Because the logger is decorated automatically, it will eventually end up in the logger you configured using Escargot::withLogger() together with the PSR-6 $context that will contain ['source' => 'MyWebCrawler'].

To make things easy when you want to also make sure the CrawlUri instance is passed along in the PSR-6 $context array, use the SubscriberLoggerTrait as follows:

<?php

use Terminal42\Escargot\CrawlUri;
use Terminal42\Escargot\SubscriberLoggerTrait;
use Terminal42\Escargot\Subscriber\SubscriberInterface;
use Psr\Log\LoggerAwareInterface;
use Psr\Log\LoggerAwareTrait;
use Psr\Log\LogLevel;

class MyWebCrawler implements SubscriberInterface, LoggerAwareInterface
{
    use LoggerAwareTrait;
    use SubscriberLoggerTrait;

    public function shouldRequest(CrawlUri $crawlUri): string
    {
        // No need to check for $this->logger being null, this is handled by the trait
        $this->logWithCrawlUri($crawlUri, LogLevel::DEBUG, 'My log message');
    }
}

Configuration

There are different configurations you can apply to the Escargot instance:

  • Escargot::withMaxRequests(int $maxRequests): Escargot

    Returns a clone of the Escargot instance with a maximum total requests that are going to be executed. It can be useful if you have limited resources and only want to execute e.g. 100 requests in this run and continue later on.

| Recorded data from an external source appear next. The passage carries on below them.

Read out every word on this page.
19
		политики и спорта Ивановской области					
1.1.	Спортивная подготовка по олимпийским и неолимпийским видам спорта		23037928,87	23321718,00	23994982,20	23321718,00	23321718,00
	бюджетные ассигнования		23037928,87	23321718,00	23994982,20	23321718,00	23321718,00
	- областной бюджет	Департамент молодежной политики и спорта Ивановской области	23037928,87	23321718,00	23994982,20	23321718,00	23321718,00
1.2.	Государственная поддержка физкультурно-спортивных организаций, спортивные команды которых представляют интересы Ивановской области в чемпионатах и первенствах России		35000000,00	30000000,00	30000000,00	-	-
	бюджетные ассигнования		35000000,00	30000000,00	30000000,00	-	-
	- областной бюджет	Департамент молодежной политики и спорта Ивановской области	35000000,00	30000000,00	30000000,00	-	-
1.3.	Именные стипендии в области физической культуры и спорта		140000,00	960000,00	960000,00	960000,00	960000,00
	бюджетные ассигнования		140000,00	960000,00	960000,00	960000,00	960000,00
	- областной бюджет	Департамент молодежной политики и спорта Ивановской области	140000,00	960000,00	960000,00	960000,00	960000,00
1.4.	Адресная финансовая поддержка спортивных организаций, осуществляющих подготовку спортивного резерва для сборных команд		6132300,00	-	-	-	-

  • Escargot::withUserAgent(string $userAgent): Escargot

    Returns a clone of the Escargot instance with a different User-Agent header. The header is sent with all the requests and by default configured to terminal42/escargot.

  • Escargot::withConcurrency(int $concurrency): Escargot

    Returns a clone of the Escargot instance with a maximum concurrent requests that are going to be sent at a time. By default, this is configured to 10.

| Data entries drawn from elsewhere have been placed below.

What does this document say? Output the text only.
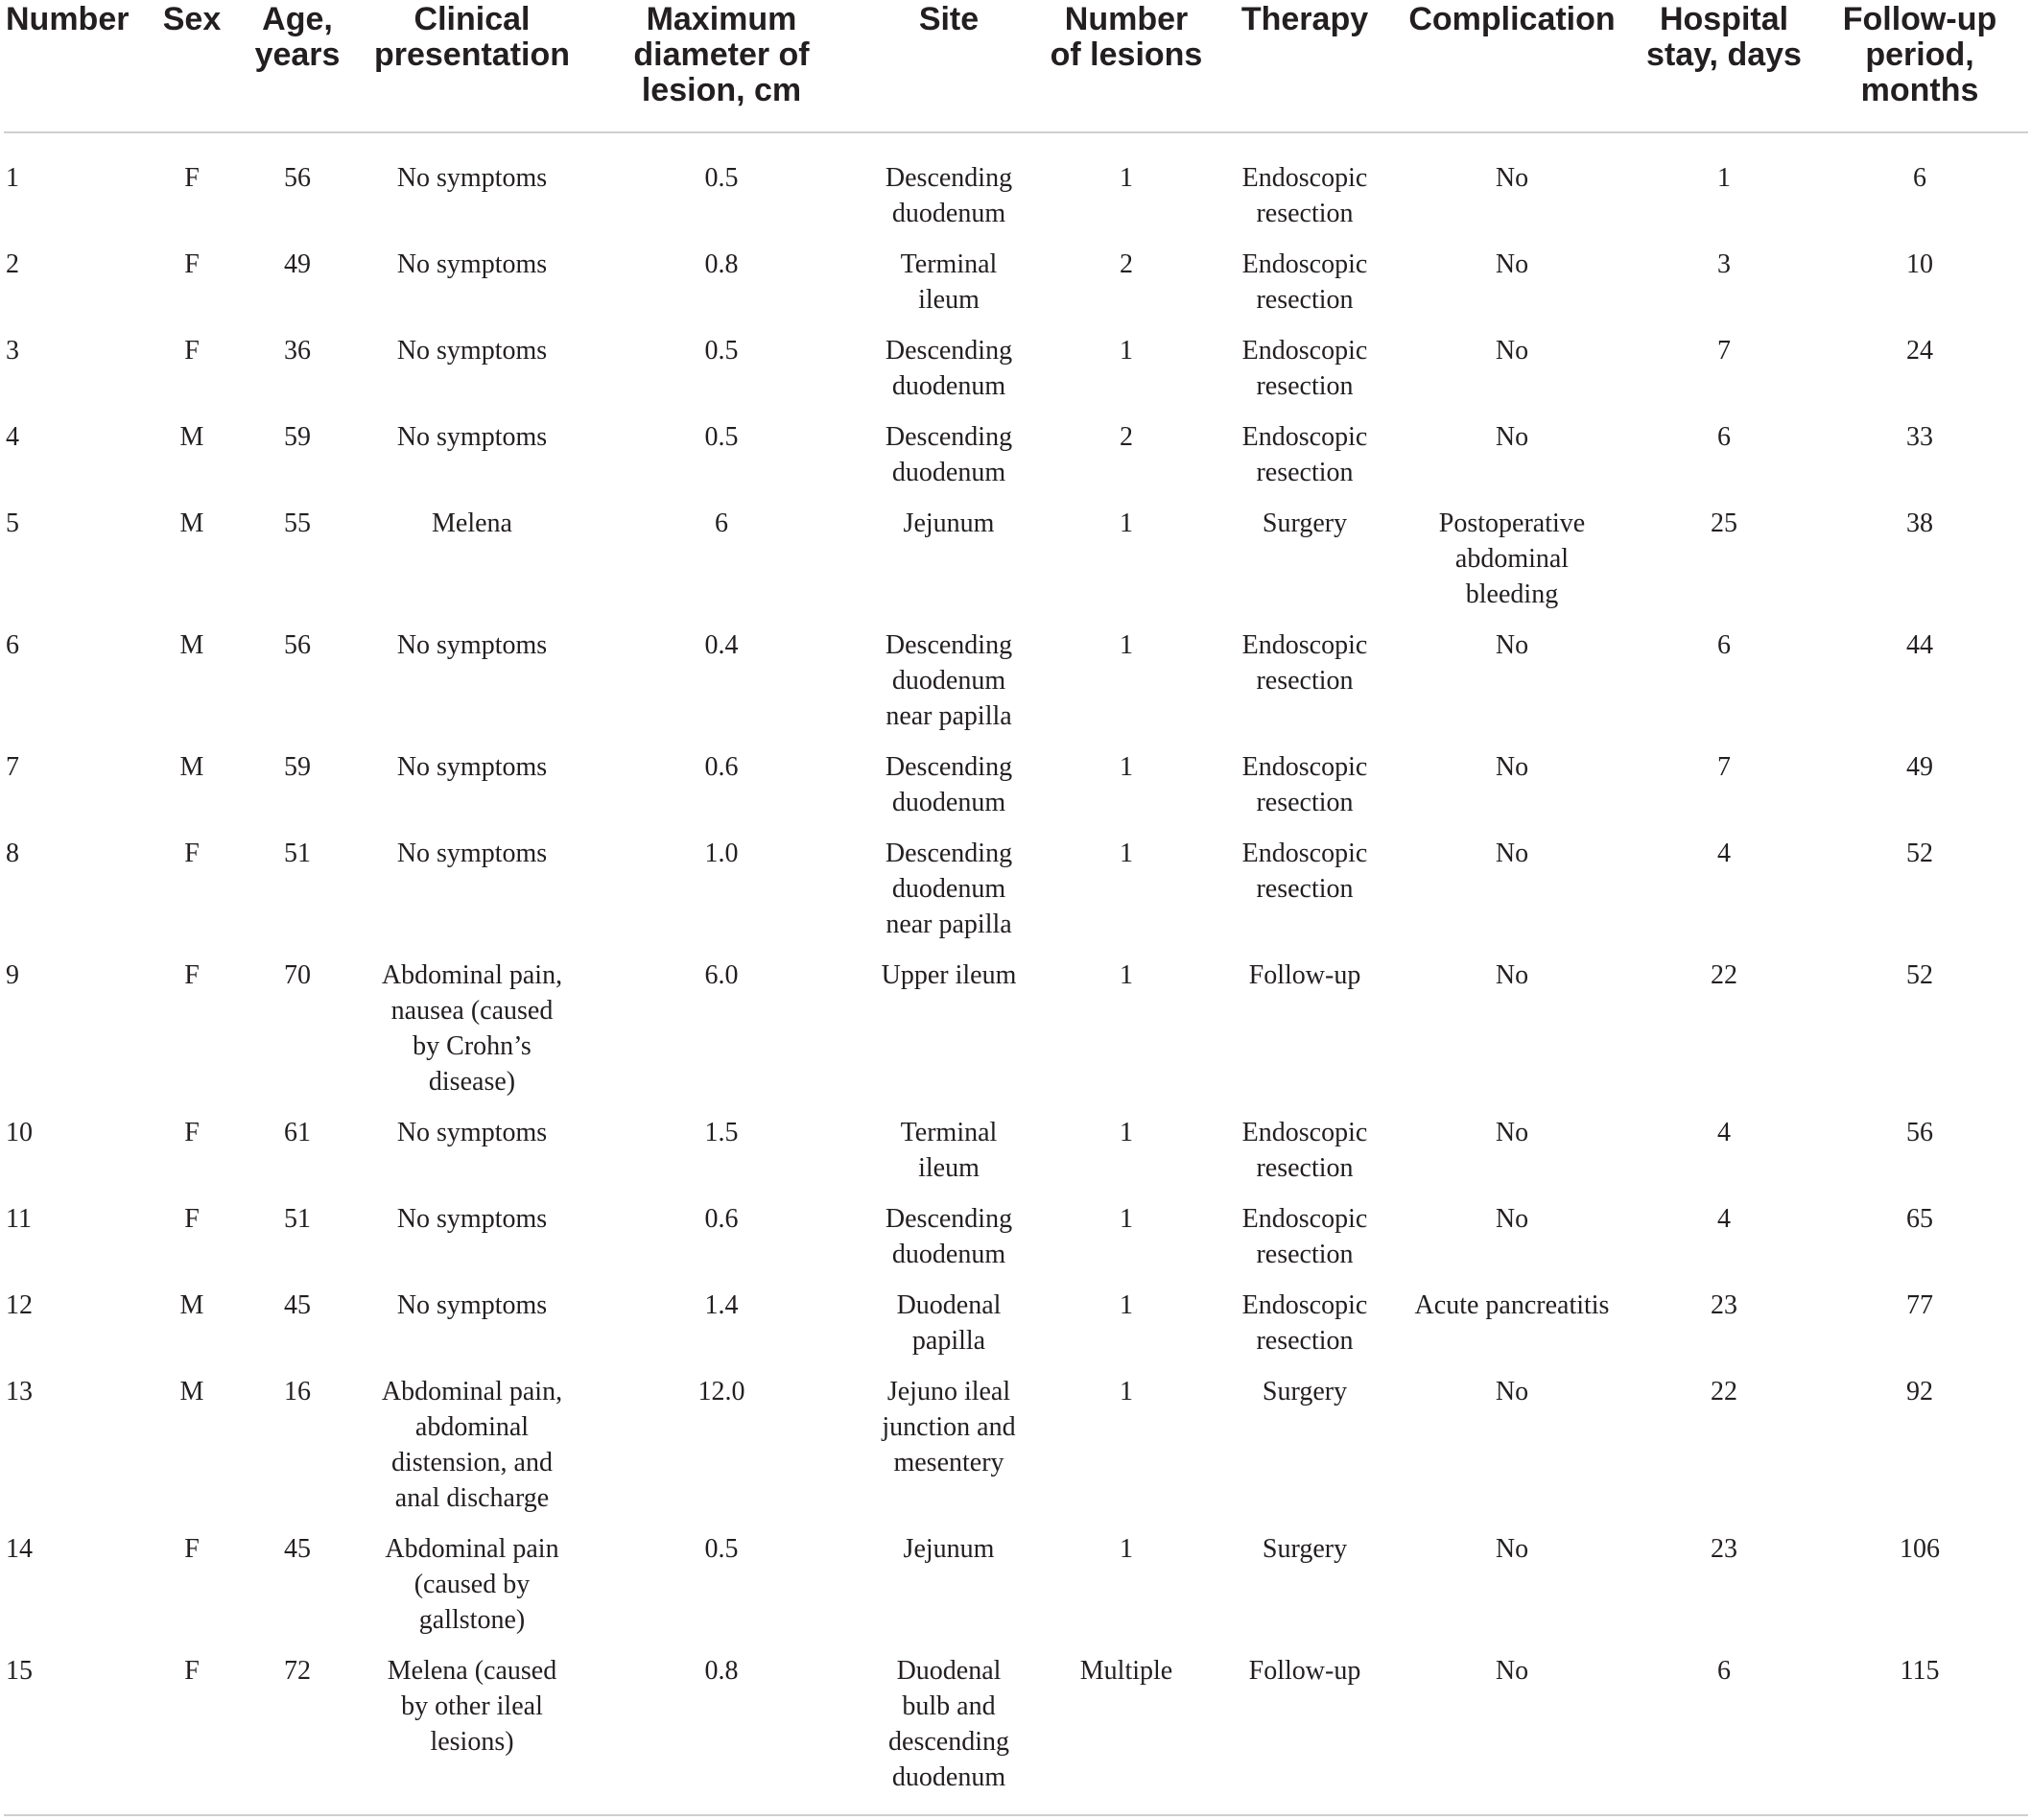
Number	Sex	Age,
years	Clinical
presentation	Maximum
diameter of
lesion, cm	Site	Number
of lesions	Therapy	Complication	Hospital
stay, days	Follow-up
period,
months
1	F	56	No symptoms	0.5	Descending
duodenum	1	Endoscopic
resection	No	1	6
2	F	49	No symptoms	0.8	Terminal
ileum	2	Endoscopic
resection	No	3	10
3	F	36	No symptoms	0.5	Descending
duodenum	1	Endoscopic
resection	No	7	24
4	M	59	No symptoms	0.5	Descending
duodenum	2	Endoscopic
resection	No	6	33
5	M	55	Melena	6	Jejunum	1	Surgery	Postoperative
abdominal
bleeding	25	38
6	M	56	No symptoms	0.4	Descending
duodenum
near papilla	1	Endoscopic
resection	No	6	44
7	M	59	No symptoms	0.6	Descending
duodenum	1	Endoscopic
resection	No	7	49
8	F	51	No symptoms	1.0	Descending
duodenum
near papilla	1	Endoscopic
resection	No	4	52
9	F	70	Abdominal pain,
nausea (caused
by Crohn’s
disease)	6.0	Upper ileum	1	Follow-up	No	22	52
10	F	61	No symptoms	1.5	Terminal
ileum	1	Endoscopic
resection	No	4	56
11	F	51	No symptoms	0.6	Descending
duodenum	1	Endoscopic
resection	No	4	65
12	M	45	No symptoms	1.4	Duodenal
papilla	1	Endoscopic
resection	Acute pancreatitis	23	77
13	M	16	Abdominal pain,
abdominal
distension, and
anal discharge	12.0	Jejuno ileal
junction and
mesentery	1	Surgery	No	22	92
14	F	45	Abdominal pain
(caused by
gallstone)	0.5	Jejunum	1	Surgery	No	23	106
15	F	72	Melena (caused
by other ileal
lesions)	0.8	Duodenal
bulb and
descending
duodenum	Multiple	Follow-up	No	6	115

  • Escargot::withRequestDelay(int $requestDelay): Escargot

    Returns a clone of the Escargot instance with an added delay between requests in microseconds. By default, there's no extra delay. It can be useful to make sure Escargot does not run into some (D)DOS protection or similar issues.

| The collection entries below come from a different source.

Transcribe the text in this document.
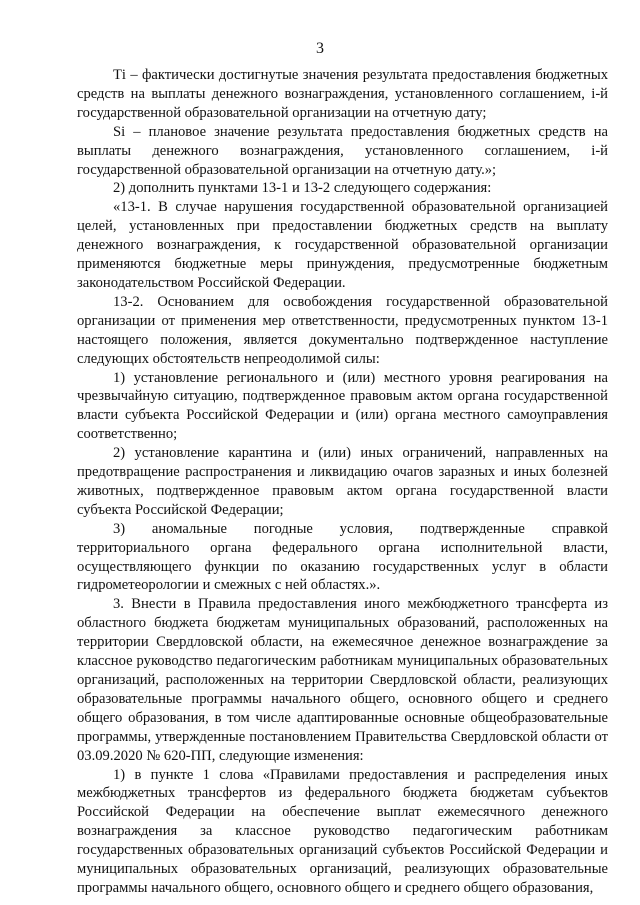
3

Тi – фактически достигнутые значения результата предоставления бюджетных средств на выплаты денежного вознаграждения, установленного соглашением, i-й государственной образовательной организации на отчетную дату;

Si – плановое значение результата предоставления бюджетных средств на выплаты денежного вознаграждения, установленного соглашением, i-й государственной образовательной организации на отчетную дату.»;

2) дополнить пунктами 13-1 и 13-2 следующего содержания:

«13-1. В случае нарушения государственной образовательной организацией целей, установленных при предоставлении бюджетных средств на выплату денежного вознаграждения, к государственной образовательной организации применяются бюджетные меры принуждения, предусмотренные бюджетным законодательством Российской Федерации.

13-2. Основанием для освобождения государственной образовательной организации от применения мер ответственности, предусмотренных пунктом 13-1 настоящего положения, является документально подтвержденное наступление следующих обстоятельств непреодолимой силы:

1) установление регионального и (или) местного уровня реагирования на чрезвычайную ситуацию, подтвержденное правовым актом органа государственной власти субъекта Российской Федерации и (или) органа местного самоуправления соответственно;

2) установление карантина и (или) иных ограничений, направленных на предотвращение распространения и ликвидацию очагов заразных и иных болезней животных, подтвержденное правовым актом органа государственной власти субъекта Российской Федерации;

3) аномальные погодные условия, подтвержденные справкой территориального органа федерального органа исполнительной власти, осуществляющего функции по оказанию государственных услуг в области гидрометеорологии и смежных с ней областях.».

3. Внести в Правила предоставления иного межбюджетного трансферта из областного бюджета бюджетам муниципальных образований, расположенных на территории Свердловской области, на ежемесячное денежное вознаграждение за классное руководство педагогическим работникам муниципальных образовательных организаций, расположенных на территории Свердловской области, реализующих образовательные программы начального общего, основного общего и среднего общего образования, в том числе адаптированные основные общеобразовательные программы, утвержденные постановлением Правительства Свердловской области от 03.09.2020 № 620-ПП, следующие изменения:

1) в пункте 1 слова «Правилами предоставления и распределения иных межбюджетных трансфертов из федерального бюджета бюджетам субъектов Российской Федерации на обеспечение выплат ежемесячного денежного вознаграждения за классное руководство педагогическим работникам государственных образовательных организаций субъектов Российской Федерации и муниципальных образовательных организаций, реализующих образовательные программы начального общего, основного общего и среднего общего образования,
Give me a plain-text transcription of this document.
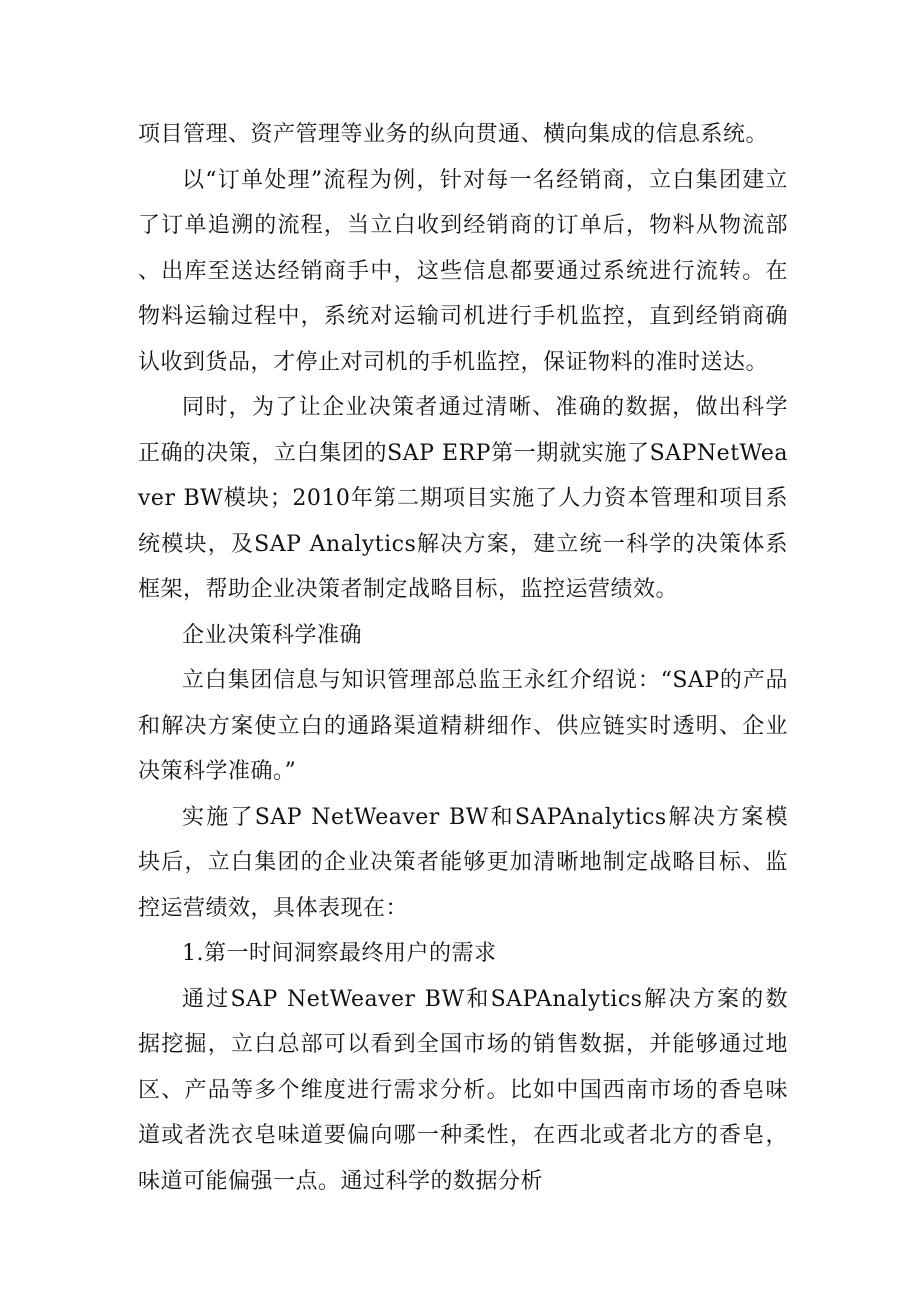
项目管理、资产管理等业务的纵向贯通、横向集成的信息系统。

以“订单处理”流程为例，针对每一名经销商，立白集团建立了订单追溯的流程，当立白收到经销商的订单后，物料从物流部、出库至送达经销商手中，这些信息都要通过系统进行流转。在物料运输过程中，系统对运输司机进行手机监控，直到经销商确认收到货品，才停止对司机的手机监控，保证物料的准时送达。

同时，为了让企业决策者通过清晰、准确的数据，做出科学正确的决策，立白集团的SAP ERP第一期就实施了SAPNetWeaver BW模块；2010年第二期项目实施了人力资本管理和项目系统模块，及SAP Analytics解决方案，建立统一科学的决策体系框架，帮助企业决策者制定战略目标，监控运营绩效。

企业决策科学准确

立白集团信息与知识管理部总监王永红介绍说：“SAP的产品和解决方案使立白的通路渠道精耕细作、供应链实时透明、企业决策科学准确。”

实施了SAP NetWeaver BW和SAPAnalytics解决方案模块后，立白集团的企业决策者能够更加清晰地制定战略目标、监控运营绩效，具体表现在：

1.第一时间洞察最终用户的需求

通过SAP NetWeaver BW和SAPAnalytics解决方案的数据挖掘，立白总部可以看到全国市场的销售数据，并能够通过地区、产品等多个维度进行需求分析。比如中国西南市场的香皂味道或者洗衣皂味道要偏向哪一种柔性，在西北或者北方的香皂，味道可能偏强一点。通过科学的数据分析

  • Escargot::withLogger(LoggerInterface $logger): Escargot

    Returns a clone of the Escargot instance with your PSR-3 Psr\Log\LoggerInterface instance to gain more insight in what's happening in Escargot.

Roadmap / Ideas

  • This is just an alpha version so please expect things to break. I'm going to follow SemVer for this library which is why we have 0.x version numbers for now unit I personally find it to be stable enough to release version 1.0.0.

  • What about having Escargot interpret JavaScript before starting to crawl the content? Should be possible by having an HttpClientInterface implementation that bridges to symfony/panther or facebook/webdriver directly. PR's welcome!

  • Maybe one day, some talented illustrator finds this library and enhances it with a nice logo? :-)

  • I'm a core dev member of Contao, an open source CMS. I would like to integrate Escargot there in one of the upcoming versions to improve the way search indexing is achieved. I guess you should know that I will likely not be tagging it stable before I've finished the integration but we'll see.